Ao longo dos anos, a eficiência térmica das caldeiras foi incrementada atingindo valores da ordem de 88% ao PCi, inclusive com a chegada das caldeiras de Leito Fluidizado, e isso foi possível graças ao bagaço que dispúnhamos naquela oportunidade. Atualmente, as características do bagaço mudaram significativamente com a chegada da colheita mecanizada, interrupção das queimadas e da lavagem da cana com água na entrada das moendas, causando uma piora na qualidade do bagaço como combustível e agregando elementos indesejáveis, tais como o enxofre e o cloro.
Para as novas caldeiras de leito fluidizado isso não afeta, pois podem operar com bagaço de até 65% de umidade e neutralizar o enxofre já na areia do leito. Porém, o projeto da maioria das caldeiras existentes, ficou inadequado para o “novo bagaço” exigindo novos desafios na adequação dessas unidades, objetivando reduzir o elevado custo de manutenção, causado principalmente pelo desgaste devido ao ataque químico e corrosão nas partes pós-caldeira.
Na área de utilização do vapor, surgiram turbinas de reação, com altíssima eficiência termodinâmica e com capacidades que não se limitam mais aos 50 MW de outrora, podendo ser utilizadas turbinas que acionam geradores diretamente a 3.600 RPM, sem redutor – como exemplo cito o caso da Usina Delta, com turbo gerador de 75 MW.

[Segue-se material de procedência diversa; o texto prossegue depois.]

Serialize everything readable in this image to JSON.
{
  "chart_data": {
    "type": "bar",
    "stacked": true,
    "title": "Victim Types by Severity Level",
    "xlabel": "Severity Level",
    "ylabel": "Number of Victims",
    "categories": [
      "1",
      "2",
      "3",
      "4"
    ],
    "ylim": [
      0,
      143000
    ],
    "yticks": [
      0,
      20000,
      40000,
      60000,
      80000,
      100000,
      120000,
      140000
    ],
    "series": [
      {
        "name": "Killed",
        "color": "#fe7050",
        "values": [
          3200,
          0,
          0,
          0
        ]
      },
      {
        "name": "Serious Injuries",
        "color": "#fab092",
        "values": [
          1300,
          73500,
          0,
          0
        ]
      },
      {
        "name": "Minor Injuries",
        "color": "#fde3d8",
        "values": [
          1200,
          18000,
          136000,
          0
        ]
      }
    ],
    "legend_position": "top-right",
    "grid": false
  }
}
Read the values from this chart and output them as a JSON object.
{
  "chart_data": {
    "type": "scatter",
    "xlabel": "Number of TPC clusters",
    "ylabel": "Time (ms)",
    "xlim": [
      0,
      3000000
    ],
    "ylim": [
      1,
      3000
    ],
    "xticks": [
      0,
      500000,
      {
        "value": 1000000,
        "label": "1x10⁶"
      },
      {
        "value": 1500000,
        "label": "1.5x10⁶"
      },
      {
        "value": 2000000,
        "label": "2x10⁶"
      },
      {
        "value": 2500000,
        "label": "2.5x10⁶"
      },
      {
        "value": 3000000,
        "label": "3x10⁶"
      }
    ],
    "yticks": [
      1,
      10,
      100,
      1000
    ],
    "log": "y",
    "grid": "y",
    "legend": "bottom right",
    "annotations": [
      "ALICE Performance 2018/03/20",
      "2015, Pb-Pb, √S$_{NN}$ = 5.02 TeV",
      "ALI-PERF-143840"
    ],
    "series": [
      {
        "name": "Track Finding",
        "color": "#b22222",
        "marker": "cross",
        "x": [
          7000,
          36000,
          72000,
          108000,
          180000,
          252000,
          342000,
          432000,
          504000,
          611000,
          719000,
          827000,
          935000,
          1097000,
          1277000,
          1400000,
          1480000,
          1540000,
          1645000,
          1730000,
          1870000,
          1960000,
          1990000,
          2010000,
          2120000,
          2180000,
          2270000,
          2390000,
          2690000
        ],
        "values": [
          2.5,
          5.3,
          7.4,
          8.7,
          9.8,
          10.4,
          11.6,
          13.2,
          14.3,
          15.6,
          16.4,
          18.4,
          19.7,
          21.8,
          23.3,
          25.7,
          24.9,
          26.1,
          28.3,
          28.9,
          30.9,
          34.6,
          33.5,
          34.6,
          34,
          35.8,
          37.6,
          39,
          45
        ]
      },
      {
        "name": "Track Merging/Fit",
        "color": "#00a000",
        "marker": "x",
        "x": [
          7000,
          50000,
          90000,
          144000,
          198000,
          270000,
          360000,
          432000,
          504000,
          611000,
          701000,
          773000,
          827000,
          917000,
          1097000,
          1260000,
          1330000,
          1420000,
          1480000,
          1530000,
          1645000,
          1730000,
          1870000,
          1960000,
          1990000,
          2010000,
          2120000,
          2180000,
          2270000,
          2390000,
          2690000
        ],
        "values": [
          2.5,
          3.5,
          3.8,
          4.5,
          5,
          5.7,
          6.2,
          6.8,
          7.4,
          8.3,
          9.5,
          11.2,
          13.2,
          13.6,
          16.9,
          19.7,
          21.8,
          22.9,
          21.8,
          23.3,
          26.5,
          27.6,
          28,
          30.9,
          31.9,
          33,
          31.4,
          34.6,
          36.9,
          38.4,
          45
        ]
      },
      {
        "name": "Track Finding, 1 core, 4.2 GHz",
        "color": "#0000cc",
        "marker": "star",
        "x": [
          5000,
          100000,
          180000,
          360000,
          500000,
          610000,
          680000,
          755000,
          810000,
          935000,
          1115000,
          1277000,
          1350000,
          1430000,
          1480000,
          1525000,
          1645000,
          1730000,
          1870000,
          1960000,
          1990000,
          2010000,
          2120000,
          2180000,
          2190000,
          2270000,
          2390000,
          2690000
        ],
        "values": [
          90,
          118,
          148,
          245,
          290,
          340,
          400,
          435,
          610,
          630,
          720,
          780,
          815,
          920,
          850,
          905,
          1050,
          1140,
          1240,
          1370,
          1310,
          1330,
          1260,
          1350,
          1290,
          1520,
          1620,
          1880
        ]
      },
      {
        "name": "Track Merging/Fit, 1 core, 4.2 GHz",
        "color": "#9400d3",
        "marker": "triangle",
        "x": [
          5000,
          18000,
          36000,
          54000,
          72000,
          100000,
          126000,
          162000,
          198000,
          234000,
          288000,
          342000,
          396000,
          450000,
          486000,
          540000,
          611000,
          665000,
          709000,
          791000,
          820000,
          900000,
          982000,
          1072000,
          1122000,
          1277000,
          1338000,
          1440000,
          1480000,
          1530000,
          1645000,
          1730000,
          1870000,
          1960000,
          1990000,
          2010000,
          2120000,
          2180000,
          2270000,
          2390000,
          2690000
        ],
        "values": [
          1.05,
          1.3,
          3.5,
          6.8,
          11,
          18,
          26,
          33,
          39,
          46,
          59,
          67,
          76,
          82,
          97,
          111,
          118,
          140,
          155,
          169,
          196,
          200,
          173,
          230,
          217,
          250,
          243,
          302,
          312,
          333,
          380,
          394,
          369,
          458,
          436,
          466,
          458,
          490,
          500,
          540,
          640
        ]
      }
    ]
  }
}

Se na aplicação de novos equipamentos houve uma resposta importante oferecida pelo mercado, na aplicação de ciclos térmicos de maior eficiência, ainda estamos avançando lentamente e, a meu ver, esse é o maior desafio do momento.
Para o ciclo Rankini convencional, temos um potencial conhecido, que se aproxima dos 100 kW/TC de excedente de energia elétrica a ser exportado, dependendo do consumo específico do vapor de processo, conforme relacionado no diagrama abaixo. Porém o ciclo Rankini pode ser melhorado com a utilização dos seguintes artifícios: aplicação de sangrias nas turbinas e trocadores de calor regenerativos, proporcionando maior temperatura na água de alimentação das caldeiras e/ou ar de combustão.
Aplicação do ciclo Rankini com reaquecimento do vapor, o que implica na colocação de superaquecedores terciários nas caldeiras. Com os artifícios acima, pode-se ultrapassar a barreira dos 100 kW/TC de excedente de energia elétrica a ser exportado.
Outra oportunidade, que começa a ser estudada é referente à utilização do biogás, oriundo do tratamento da vinhaça, que pode ser utilizado em turbinas a gás, dando origem à aplicação de ciclos combinados e ciclos híbridos, quando podem ser utilizadas turbinas a gás com caldeiras de recuperação e posterior turbina a vapor.
Essa possibilidade deixa clara a vocação energética do setor, ou seja, ainda temos um caminho muito longo a percorrer. Ainda restam alguns desafios a serem vencidos, não relacionados com a tecnologia diretamente, mas que dificultam a expansão da produção de energia verde oriunda da biomassa, quais sejam: • preço justo para energia de fonte renovável; • linhas de financiamento com taxas que não inviabilizem projetos, e • menor burocracia para a liberação de licenças ambientais.